Updated: Apr 16, 2020
20th September 2018
Well, it's our last full day at Centre Parcs and I'm ready to go home. I don't quite know how it happened (maybe it's the rain), but my mind must have just made this shift to say 'okay, I want to go back now.' It's funny how the mind does that. It's gone from being worried about how to make the most of every day - and what if the time goes so quickly? - to being fine about it ending. It used to happen a lot at the end of summer holidays in teaching, as well. I used to dread the holidays running out, about two weeks from the end, and then they finally would and I'd usually be fine about term starting again. I wonder if the mind subconsciously makes an adjustment in preparation for home.
On reflection, it's a lovely thing to want to go home and to be happy with the thought of it. It's nice to miss it after a change of scene and then appreciate the little things, like your own bedroom or kitchen or special mug. That's what a holiday can do - refresh your appreciation, I guess.
And the 'meal' we had out did nothing to make me want to stay away from home much longer, either. Even if my own cooking is questionable and sporadic. I made the naive mistake of thinking that the venue we went to today had a rather reasonably-priced menu (less than £10 per head) and the door, a bit trendy-looking, made it look like a Gourmet Burger Kitchen-type place (the venue shall remain nameless). Well... the final bill for the three of us came to £28 and it was nothing to write home about, unless you were writing to complain. And to add insult to injury, Grace didn't eat any of hers. It did consist of a dry burger bap with a small burger - no tomato slice, lettuce, mayo or guerkin there - so I can't really blame her. There wasn't even a slice of cheese to entice the poor child.
But what added comedy to the scenario was how lacking in lustre and dynamism the whole place was. You never quite knew what was happening, at this place that served 'plastic food', as Michael calls it. I felt a bit sorry for the staff to be honest; it seemed understaffed. The sign at the entrance said to wait to be seated. But standing there made you realise nobody was coming out from the McDonalds-looking counter, behind which the fries were fried and the burgers were burgered. It was, in reality, a glorified McDonalds or Burger King, but with slower service and higher prices.

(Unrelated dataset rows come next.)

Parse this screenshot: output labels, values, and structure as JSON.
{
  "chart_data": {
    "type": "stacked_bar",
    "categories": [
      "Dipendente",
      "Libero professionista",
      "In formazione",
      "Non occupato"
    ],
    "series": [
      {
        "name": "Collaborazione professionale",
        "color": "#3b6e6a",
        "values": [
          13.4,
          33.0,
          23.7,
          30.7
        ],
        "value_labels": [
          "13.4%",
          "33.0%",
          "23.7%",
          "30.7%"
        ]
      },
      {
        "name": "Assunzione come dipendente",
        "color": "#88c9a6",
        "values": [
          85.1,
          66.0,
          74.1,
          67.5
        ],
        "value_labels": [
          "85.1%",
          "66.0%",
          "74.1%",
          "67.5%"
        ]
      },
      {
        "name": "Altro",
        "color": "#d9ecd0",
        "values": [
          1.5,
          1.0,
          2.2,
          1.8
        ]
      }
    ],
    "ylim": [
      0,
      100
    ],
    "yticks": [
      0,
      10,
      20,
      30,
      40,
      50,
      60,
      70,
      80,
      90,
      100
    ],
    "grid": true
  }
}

Anyway, on another topic, I've seen a lot of tattoos today. For some reason there seem to have been more today than on any other. When I mentioned this to Michael he said there's been an explosion of them in Britain recently. I hadn't noticed. I did see a couple of guys here with tattoos all over the back of their heads, something I hadn't really seen before. But today at the pool, there were tattoos everywhere. It felt as though some secret Tattoo Club had entered Subtropical Swimming Paradise. One man had a huge tattoo on his chest which was kind of two thirds a woman's face and then a huge skull overlapping it - what did this signify? I saw a tattoo of a unicorn between shoulder blades, entire shins and arms tatooed and POW written across one arm. I saw cryptic writing that seemed to have hidden meanings, colourful tattoos, black and white tattoos, an intricate elephant tattoo... Michael says there's a huge craze of them at his work and everyone's getting them. I just don't quite understand how I hadn't noticed this before.
I might get tattooed on my arm the word 'because' in response to Gracie's eternal question 'why?' Would save me some time. P.s Have just had to log in and add this. Michael's just told me that he's seen two 'Made in Mansfield' tattoos, complete with a map of Mansfield coloured in with a Union Jack, one between shoulder blades and one on a lower back. Thought that was brilliant!
Gracie's phrase for last night: 'Daddy, when I grow up please don't make me have mummy and daddy toothpaste. It's too minty.' (this was after she'd been told she could have her 'little girl toothpaste' between the age of 3 and 5).